One of the things that we feel a great deal of pride about, as Canadians, is our ability to access health services without having to pay at the “point of sale.” While we often take this for granted, when we stop to think about it we soon come to realize that we have it better than most when it comes to health care. Yet, like any other service, someone has to eventually pick up the bill.
Traditionally, health care has been financially supported by federal funds, with our contribution coming from a percentage of the taxes we pay. The problem is that health care is expensive, and drastically affects the federal budget tabled by the government each year. Last year, the Conservative government gave 129 billion dollars to the various provinces in transfer payments for health care, and ran a 56 billion dollar deficit.
It has been clear for at least a decade that the health care situation is pretty grave in Canada—as costs continue to soar—and it’s also clear that we need a new solution to this problem. Many have offered possible answers, but the problem continues to worsen. One proposed solution—a multi-tiered health care system—is not a novel idea (in fact it is currently practiced to some extent in BC and Alberta), but I think that it is an idea worth revisiting as a possible solution to the growing cost of health care.

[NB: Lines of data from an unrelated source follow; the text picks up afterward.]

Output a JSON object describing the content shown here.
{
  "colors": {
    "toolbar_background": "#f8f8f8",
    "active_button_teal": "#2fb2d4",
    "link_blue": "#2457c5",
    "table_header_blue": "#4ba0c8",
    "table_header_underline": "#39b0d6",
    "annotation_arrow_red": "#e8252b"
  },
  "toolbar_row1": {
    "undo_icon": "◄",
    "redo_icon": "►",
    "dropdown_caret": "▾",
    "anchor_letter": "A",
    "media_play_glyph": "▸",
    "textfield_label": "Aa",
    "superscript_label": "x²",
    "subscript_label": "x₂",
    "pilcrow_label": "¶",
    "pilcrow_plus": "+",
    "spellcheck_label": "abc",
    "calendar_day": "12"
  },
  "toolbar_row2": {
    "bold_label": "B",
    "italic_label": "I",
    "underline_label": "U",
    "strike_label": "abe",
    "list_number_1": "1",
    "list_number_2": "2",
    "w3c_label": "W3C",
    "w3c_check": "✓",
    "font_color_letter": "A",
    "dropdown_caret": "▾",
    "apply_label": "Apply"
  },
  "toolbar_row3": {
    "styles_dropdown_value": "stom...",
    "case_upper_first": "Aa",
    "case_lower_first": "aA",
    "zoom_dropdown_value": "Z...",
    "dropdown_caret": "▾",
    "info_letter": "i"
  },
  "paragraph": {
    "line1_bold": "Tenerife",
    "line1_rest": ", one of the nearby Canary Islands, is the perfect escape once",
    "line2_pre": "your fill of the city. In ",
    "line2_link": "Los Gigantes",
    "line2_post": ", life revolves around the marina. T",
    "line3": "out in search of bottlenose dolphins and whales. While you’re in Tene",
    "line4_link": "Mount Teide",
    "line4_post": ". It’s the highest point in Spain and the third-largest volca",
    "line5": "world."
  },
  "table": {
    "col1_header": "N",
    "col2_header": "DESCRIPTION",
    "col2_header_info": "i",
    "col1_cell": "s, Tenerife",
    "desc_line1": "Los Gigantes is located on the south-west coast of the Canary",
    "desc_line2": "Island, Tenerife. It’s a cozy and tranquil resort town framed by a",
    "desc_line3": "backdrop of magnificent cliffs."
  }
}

Of course, this is not a grand solution to the problem; I certainly realize that it would have to be part of a group of ideas working as a unit to solve our health care dilemma. This being said, if we did have tiered health care in this country, in conjunction with other measures, it is reasonable to think that we might be able to fix the holes in our health care infrastructure. Consider this scenario: suppose we charged Canadians who make more than X dollars per year (a figure determined by Statistics Canada and economic theorists) an amount of money to access health care on the basis of their income (as well as other factors including debt load, number of children, etc.).
At first, this may seem pretty radical, and I’m sure it would create a great deal of controversy. In addition, many would likely label whatever government attempted to pass this legislation as unconstitutional and un-Canadian. However, although unpopular, these measures would not be unconstitutional, and not necessarily un-Canadian. Notwithstanding the resistance that this measure would certainly face, something needs to be done about the problem Canadian provinces are currently facing, and I believe that tiered health care could certainly be part of the solution to that problem. The obvious advantage to a tiered health care system is that it creates a flow of capital that would otherwise not exist, while continuing to protect those who cannot afford to pay for privatized health care.
Creating this type of tiered health care system also does not run afoul of the Canada Health Act, because it still provides all Canadian citizens, who are insured, with health care. The difference between our current practices and this proposed change is that citizens who make over a certain amount of money would have to pay to be insured. One of the most obvious problems with a tiered health care system is that each province regulates its own system. As I mentioned above, some provinces already employ this measure (although some charge all citizens in their province, regardless of their income level). It would be problematic to get all provinces across the country to agree to pass this type of legislation.
It would also be problematic to control the amount that each province would charge those citizens who do fall above the income cut-off. Another obvious issue would be getting people to support this type of measure. After all, governments are elected by the constituents of various areas of the country—if citizens disagree with your policies and procedures, it’s very easy for them to elect another candidate.
I’m not trying to undermine the history and tradition of Canadian health care in this article. In fact, this is one of the things that makes me most proud of being Canadian. I am also not trying to suggest that what I have proposed in this article is an all-encompassing solution to the health care problem. What I am trying to bring to the attention of the reader is a serious problem for our economy, and readers need to think critically about a solution.
I too would like to have free health care for everyone, all of the time. Unfortunately, as the old saying goes, “money does not grow on trees,” so we must think about this, and similar problems, to find sensible solutions to real issues. So, while a tiered health care system is not a solution in and of itself, I do think that it would go a long way to creating some much needed capital for the struggling health care system.